Decision: AdGuard replica + sync instead of single primary DNS server.

Rationale:

Factor Single Primary Primary + Replica
SPOF risk High — unraid down = no DNS Low — replica fails over automatically
Management overhead Low — one server to manage Medium — sync service to monitor
Change propagation Instant Up to 30min lag (sync interval)
Complexity Simple Moderate — one-way sync only

Trade-offs accepted:

  • 30min sync lag: DNS changes made on primary take time to reach replica. Acceptable for homelab where filters rarely change.
  • One-way sync: Replica is read-only copy. Changes made during primary outage do not sync back.

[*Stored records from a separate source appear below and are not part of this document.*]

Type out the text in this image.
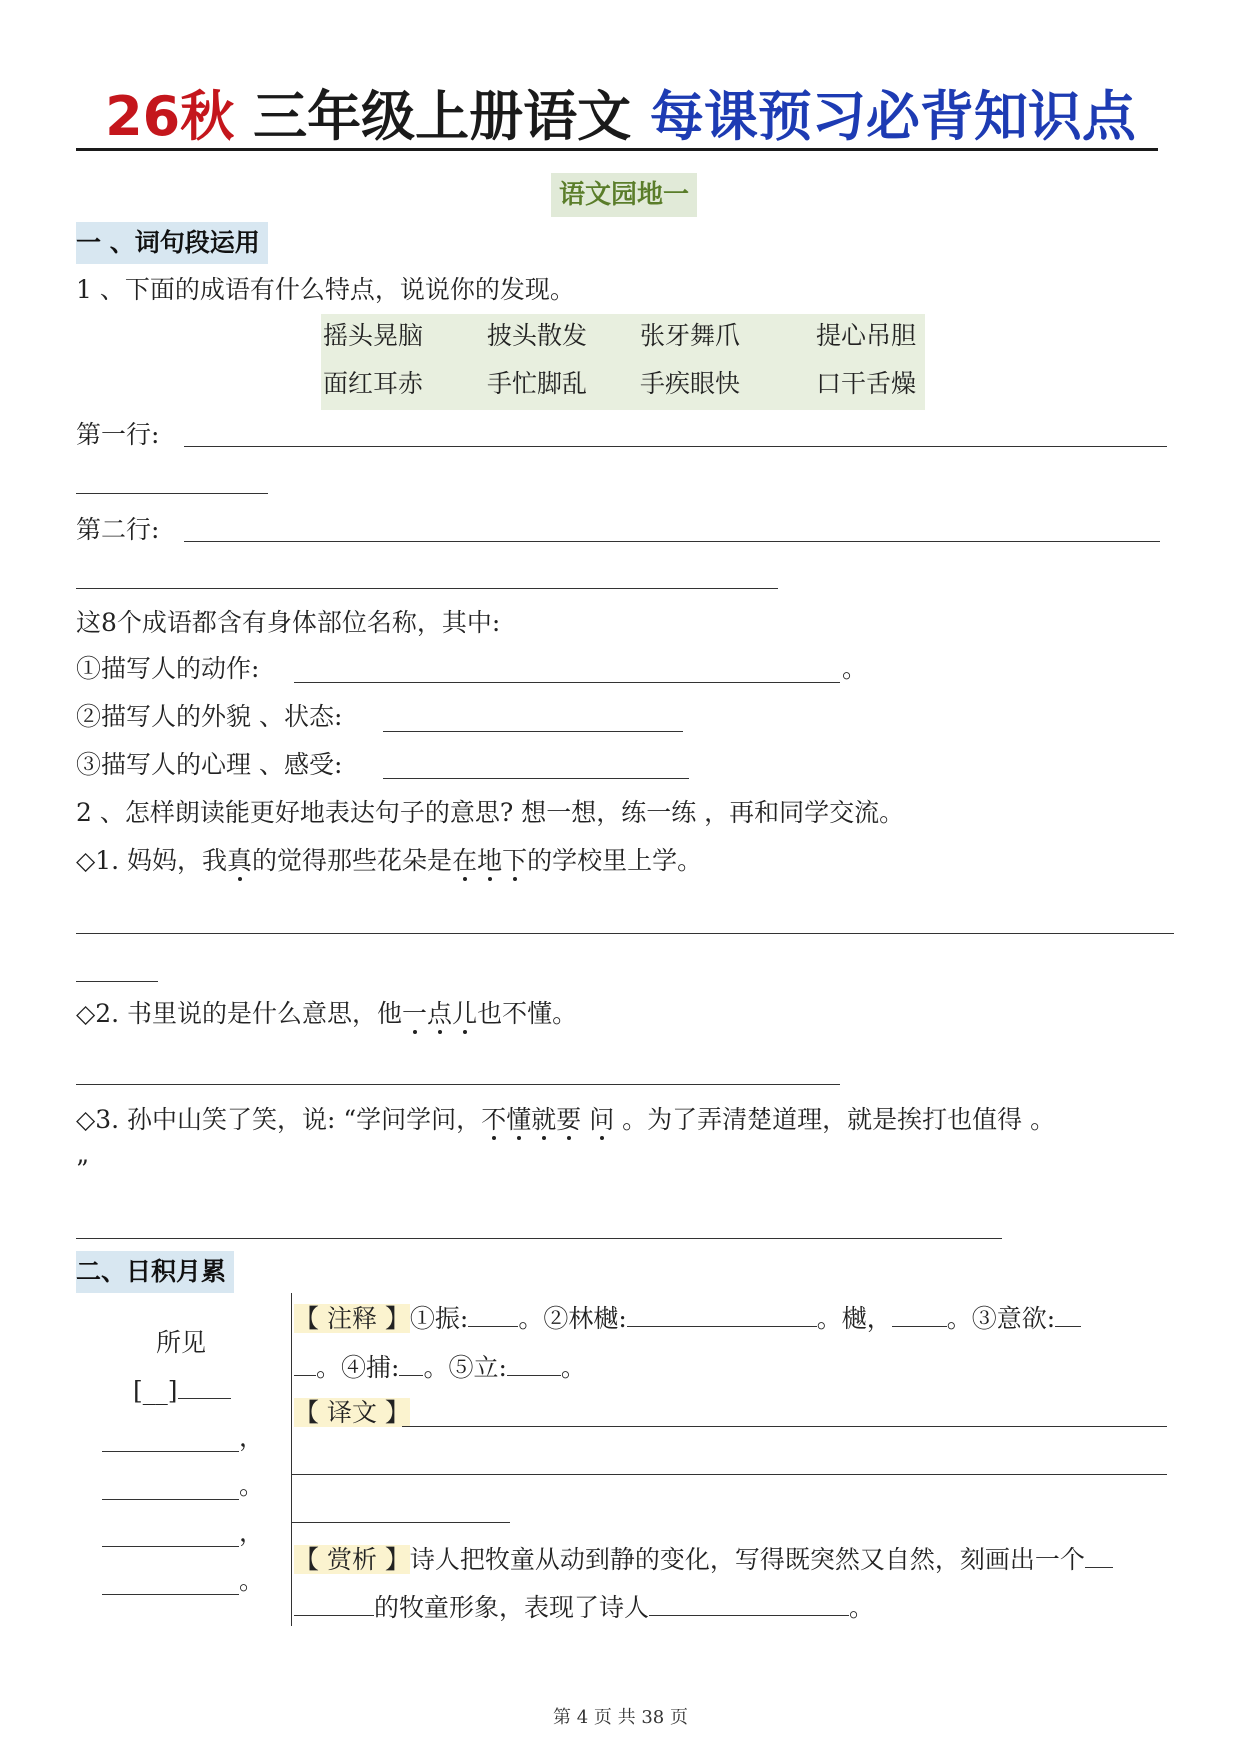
26秋 三年级上册语文 每课预习必背知识点
语文园地一
一 、词句段运用
1 、下面的成语有什么特点，说说你的发现。
摇头晃脑	披头散发 张牙舞爪	提心吊胆
面红耳赤	手忙脚乱 手疾眼快	口干舌燥
第一行:
第二行:
这8个成语都含有身体部位名称，其中:
①描写人的动作:	。
②描写人的外貌 、状态:
③描写人的心理 、感受:
2 、怎样朗读能更好地表达句子的意思? 想一想，练一练 ，再和同学交流。
◇1. 妈妈，我真的觉得那些花朵是在地下的学校里上学。
◇2. 书里说的是什么意思，他一点儿也不懂。
◇3. 孙中山笑了笑，说: “学问学问，不懂就要 问 。为了弄清楚道理，就是挨打也值得 。
”
二、日积月累
所见
[__]
，
。
，
。
【 注释 】①振: 。②林樾:	。樾， 。③意欲:
。④捕: 。⑤立: 。
【 译文 】
【 赏析 】诗人把牧童从动到静的变化，写得既突然又自然，刻画出一个
的牧童形象，表现了诗人	。
第 4 页 共 38 页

Prevents split-brain conflicts.
  • Extra stack: Added 2 services (replica + sync) to mitigate SPOF. Worth it for critical DNS infrastructure.

Why not bi-directional sync: Risk of conflicting changes if both servers modified independently. One-way sync ensures primary is always source of truth.

Failover behavior: DHCP clients automatically fall back: primary → replica → 1.1.1.1 (no ad blocking at fallback).